During the coronavirus (COVID-19) pandemic, changes to the usual operating of the pregnancy prevention plan (PPP) may be required, particularly for patients who are self-isolating or taking shielding precautions. We have announced temporary guidance for specialists on the use of valproate in patients of childbearing potential during the coronavirus pandemic covering initiating the medication, annual reviews and pregnancy testing for pregnancy prevention requirements.

  •  This temporary advice will ensure the PPP requirements can continue to be met safely. Valproate is harmful if used in pregnancy, and children exposed to valproate in utero have a very high risk for congenital malformations (10% risk) and neurodevelopmental disorders (30–40% risk).
  • Initiation of valproate requires a face-to-face consultation (which may be undertaken with appropriate social distancing) but remote consultations could be considered based on the clinician’s risk assessment.
  • Even during the pandemic, the required annual review of existing female patients should not be delayed.

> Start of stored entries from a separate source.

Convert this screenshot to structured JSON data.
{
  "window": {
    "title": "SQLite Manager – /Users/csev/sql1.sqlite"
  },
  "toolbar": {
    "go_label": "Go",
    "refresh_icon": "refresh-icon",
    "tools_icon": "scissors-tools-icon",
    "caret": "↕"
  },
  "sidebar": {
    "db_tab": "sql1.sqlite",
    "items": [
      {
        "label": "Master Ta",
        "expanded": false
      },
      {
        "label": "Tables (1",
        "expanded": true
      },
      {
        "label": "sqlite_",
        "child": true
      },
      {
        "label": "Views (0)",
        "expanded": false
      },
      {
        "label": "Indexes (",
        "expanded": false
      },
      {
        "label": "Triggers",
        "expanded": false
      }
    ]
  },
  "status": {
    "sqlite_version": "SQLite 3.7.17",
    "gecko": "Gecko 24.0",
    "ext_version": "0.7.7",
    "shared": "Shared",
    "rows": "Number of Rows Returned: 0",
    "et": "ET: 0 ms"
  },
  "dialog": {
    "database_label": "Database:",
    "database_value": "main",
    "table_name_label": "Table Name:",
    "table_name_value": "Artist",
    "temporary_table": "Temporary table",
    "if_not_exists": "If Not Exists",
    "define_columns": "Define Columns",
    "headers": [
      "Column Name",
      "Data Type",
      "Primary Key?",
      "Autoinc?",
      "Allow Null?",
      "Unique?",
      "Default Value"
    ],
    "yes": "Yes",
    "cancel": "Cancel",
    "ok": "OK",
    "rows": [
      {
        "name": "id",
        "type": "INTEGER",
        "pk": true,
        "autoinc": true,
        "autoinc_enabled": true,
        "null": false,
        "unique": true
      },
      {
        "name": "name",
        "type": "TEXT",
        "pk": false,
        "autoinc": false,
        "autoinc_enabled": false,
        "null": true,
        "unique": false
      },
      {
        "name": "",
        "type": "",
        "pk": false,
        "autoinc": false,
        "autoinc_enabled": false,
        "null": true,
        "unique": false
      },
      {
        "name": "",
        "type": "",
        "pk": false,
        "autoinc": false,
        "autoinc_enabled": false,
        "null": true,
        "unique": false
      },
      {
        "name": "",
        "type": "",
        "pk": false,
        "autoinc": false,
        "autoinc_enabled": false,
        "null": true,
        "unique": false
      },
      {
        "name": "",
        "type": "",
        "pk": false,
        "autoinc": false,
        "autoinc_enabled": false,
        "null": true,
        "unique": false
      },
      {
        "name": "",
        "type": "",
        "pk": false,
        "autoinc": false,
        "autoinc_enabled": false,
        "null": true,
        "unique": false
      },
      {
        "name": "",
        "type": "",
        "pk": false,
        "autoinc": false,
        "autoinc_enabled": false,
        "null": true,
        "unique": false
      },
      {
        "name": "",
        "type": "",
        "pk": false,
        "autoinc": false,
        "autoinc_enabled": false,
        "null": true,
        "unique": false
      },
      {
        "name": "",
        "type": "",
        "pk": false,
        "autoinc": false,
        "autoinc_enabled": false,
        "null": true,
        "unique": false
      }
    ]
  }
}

Arrangements can be made for virtual video consultation or telephone consultation in line with the process laid out in the guidance.
  • No patient should stop taking valproate without talking to their doctor.
  • Where face-to-face consultation is not possible and pregnancy testing is required, home pregnancy testing may be acceptable provided the guidance’s minimum criteria are met.

Psychotropic prescribing for children and adolescents: starting, continuing and monitoring treatment during the COVID 19 pandemic

This guidance focusses on what to consider when starting and/or continuing psychotropic medication in children and adolescents whilst working remotely during the COVID-19 pandemic.

When prescribing medication for ADHD, antidepressants, antipsychotics or mood stabilisers in children and adolescents, it is important to consider the following factors:

  1. Individual circumstances of the case: diagnoses (including the presence of mental and physical disorder comorbidity), clinical severity, and risks
  2. Degree of impairment associated with the disorder(s), including consideration of educational achievement and social interactions
  3. Evidence base for treatment (including pharmacological and psychological) options
  4. Potential benefits and potential risks of starting or maintaining treatment, and the potential consequences or such treatment being either postponed or withheld
  5. Possible adverse effects associated with pharmacological and non-pharmacological treatments, and how these can be mitigated, monitored, and where necessary managed
  6. Practical constraints in requesting, supplying and continuing prescriptions (as examples, prescriptions for controlled medications; ability of parent to collect prescription)
  7. Practical arrangements for monitoring specific medications: for example, blood pressure assessment, blood tests, ECG assessments
  8. Mechanisms for effective communication with involved colleagues in general practice and mental health services

These factors should be discussed with the competent young person and/or person holding parental responsibility to allow them to arrive at an evidence-informed and practicable decision.